Toronto Blue Jays – Organizational Filler (In) – Paul Quantrill


One of the the coolest perks of being accredited with the Vancouver Canadians this season, aside from the pulled pork sandwiches I shove down my throat every night, is the fact I get to crowbar my now fatter arse into the coaches room post-game to discuss the state of the team. Generally it’s just manager Clayton McCullough, hitting coach Dave Pano, and pitching coach ‘Big’ Jim Czajkowski in attendance, so there is a little room to breath. Every now and then though, the roving instructors are passing through, which makes for a very cramped interview.

As I strolled in this past Monday, there was a bit of a treat in store. Not only was Big Jim there to talk about Tom Robson‘s start, but Paul Quantrill, the Jays roving pitching coach was available, which led to a wide ranging discussion.

Before I get to that though, Tom Robson. A Ladner, B.C. native, which is about a half hour drive from the Nat, the twenty year old right-hander was taken in the fourth round of the 2011 draft. By most accounts, that may have been a bit high, but Robson has done nothing in his pro career thus far to cast doubt on his ability.

After signing late, Robson only made his debut in 2012. Even then he only threw eleven innings before an injury shut him down for the season. Once that healed he was off to instructs and then the Dominican for winter ball. That has allowed for a full program this season and the 6’4″ 200 pounder has taken full advantage

A lot of reports I read had worries about his strike out rate. Watching him live, I don’t see the issue. His fastball sits in the low 90s and he can ramp it up to 95 mph on occasion. He hits his spots and when he does miss, it’s down. He’ll throw a straight change early in the count, especially after missing with a fastball, in an effort to induce weak contact. As per Cjazkowski, ‘hitters at this level will be geared towards fastball if the pitcher has missed with his last one.’  As I wrote here, there is no innings limit with these younger pitchers this year, but they are on strict pitch counts.  They give them eighty pitches, it’s up to the kid how deep they go in a game with them.  If they can get a hitter to roll over on a changeup early in the count, all the better.

Robson poses for a crap photographer (courtesy of Charlie Caskey)

In a strikeout situation he’ll throw a change that has arm side movement.

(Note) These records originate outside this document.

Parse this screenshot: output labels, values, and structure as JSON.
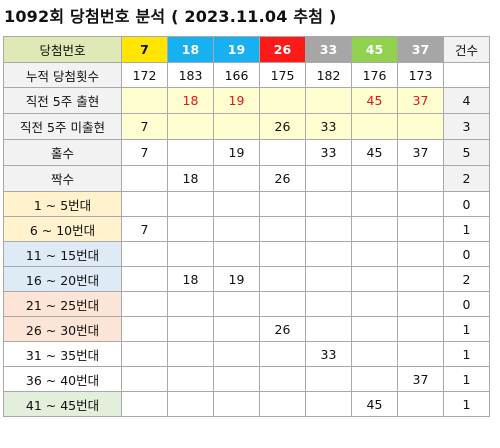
{
  "title": "1092회 당첨번호 분석 ( 2023.11.04 추첨 )",
  "header": {
    "label": "당첨번호",
    "count_label": "건수",
    "balls": [
      {
        "number": "7",
        "bg": "#ffe500",
        "fg": "#111111"
      },
      {
        "number": "18",
        "bg": "#17b1f2",
        "fg": "#ffffff"
      },
      {
        "number": "19",
        "bg": "#17b1f2",
        "fg": "#ffffff"
      },
      {
        "number": "26",
        "bg": "#ff1a1a",
        "fg": "#ffffff"
      },
      {
        "number": "33",
        "bg": "#a6a6a6",
        "fg": "#ffffff"
      },
      {
        "number": "45",
        "bg": "#92d050",
        "fg": "#ffffff"
      },
      {
        "number": "37",
        "bg": "#a6a6a6",
        "fg": "#ffffff"
      }
    ]
  },
  "cumulative": {
    "label": "누적 당첨횟수",
    "values": [
      "172",
      "183",
      "166",
      "175",
      "182",
      "176",
      "173"
    ]
  },
  "recent": [
    {
      "label": "직전 5주 출현",
      "values": [
        "",
        "18",
        "19",
        "",
        "",
        "45",
        "37"
      ],
      "count": "4",
      "red": true
    },
    {
      "label": "직전 5주 미출현",
      "values": [
        "7",
        "",
        "",
        "26",
        "33",
        "",
        ""
      ],
      "count": "3",
      "red": false
    }
  ],
  "parity": [
    {
      "label": "홀수",
      "values": [
        "7",
        "",
        "19",
        "",
        "33",
        "45",
        "37"
      ],
      "count": "5"
    },
    {
      "label": "짝수",
      "values": [
        "",
        "18",
        "",
        "26",
        "",
        "",
        ""
      ],
      "count": "2"
    }
  ],
  "ranges": [
    {
      "label": "1 ~ 5번대",
      "values": [
        "",
        "",
        "",
        "",
        "",
        "",
        ""
      ],
      "count": "0",
      "tone": "c1"
    },
    {
      "label": "6 ~ 10번대",
      "values": [
        "7",
        "",
        "",
        "",
        "",
        "",
        ""
      ],
      "count": "1",
      "tone": "c1"
    },
    {
      "label": "11 ~ 15번대",
      "values": [
        "",
        "",
        "",
        "",
        "",
        "",
        ""
      ],
      "count": "0",
      "tone": "c2"
    },
    {
      "label": "16 ~ 20번대",
      "values": [
        "",
        "18",
        "19",
        "",
        "",
        "",
        ""
      ],
      "count": "2",
      "tone": "c2"
    },
    {
      "label": "21 ~ 25번대",
      "values": [
        "",
        "",
        "",
        "",
        "",
        "",
        ""
      ],
      "count": "0",
      "tone": "c3"
    },
    {
      "label": "26 ~ 30번대",
      "values": [
        "",
        "",
        "",
        "26",
        "",
        "",
        ""
      ],
      "count": "1",
      "tone": "c3"
    },
    {
      "label": "31 ~ 35번대",
      "values": [
        "",
        "",
        "",
        "",
        "33",
        "",
        ""
      ],
      "count": "1",
      "tone": "c4"
    },
    {
      "label": "36 ~ 40번대",
      "values": [
        "",
        "",
        "",
        "",
        "",
        "",
        "37"
      ],
      "count": "1",
      "tone": "c4"
    },
    {
      "label": "41 ~ 45번대",
      "values": [
        "",
        "",
        "",
        "",
        "",
        "45",
        ""
      ],
      "count": "1",
      "tone": "c5"
    }
  ]
}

He’ll often bury it, in an effort to get check swings. His curve is a plus pitch for this level. The break fools not only hitters but the umpires as well. It is probably a major league pitch already.

After the season the Jays, and many of their affiliates have had this season, I’ve found myself quite down on most prospects, and am a bit gun-shy to predict pitcher success after Taylor Cole and Javier Avendano have struggled in Lansing this year, but Robson, I think, will be one to watch with the Lugnuts next season.

Quantrill was extremely impressed with the performance and claimed to be very happy with Robson’s development.

I asked Paul how often he’d seen Daniel Norris this year.  It had only been the once, but for him, ‘the stuff is there for everyone to see.’  Nobody can question the left-handers pitches, for Quantrill, the bulk of Norris’ early-season problems were between the ears.  If you throw in the 90s in high school, you dominate, simple as that.  Pro hitters, though, are a different kettle of fish and he just needs to change his mentality on the mound.  ‘He’s the nicest kid off the field you’ll ever meet, but as soon as he crosses that white line, he needs to learn how to get mean.  Even your brother is your worst enemy.’

Daniel Norris pitches for the Lansing Lugnuts in Lansing, Michigan on August 9, 2013. Mandatory Credit: Jay Blue

The ex-Jay believes Norris is finally starting to trust his stuff and sees a Dunedin assignment next season.

We also talked about some of the younger, rawer kids in the system.  For guys like Jacob Brentz and Matt Smoral, the trick for the Jays staff is to get them to slow the game down to their speed.  It’s easy enough to get them repeating their deliveries in the bullpen, but all too often they let the speed of the game overwhelm them, throwing their mechanics out of whack.

‘Once you can get them repeating their delivery in a game situation you can then start working on their (ie) changeup in the ‘pen, and the whole process starts again.’

Lastly we touched on Sean Ratcliffe‘s promotion to Vancouver and subsequent movement to the temporary inactive list.  Ratcliffe, at the time, was in Australia at Canadian Junior National Team’s pre-world championships camp.  A native of Ajax, Ontario Ratcliffe was drafted this year by the Jays in the eighteenth round.  Quantrill noted how raw he is, having only converted from catcher to full-time pitcher a couple of years ago.  In fact, he wasn’t even sure if he would make the JNT, although, judging by this link, he has.

Since I’m only really keeping track of the Jays for draft purposes at the moment, will keep a closer eye on Canada’s travails in Taiwan.  Hopefully they can improve on their silver medal from a year ago.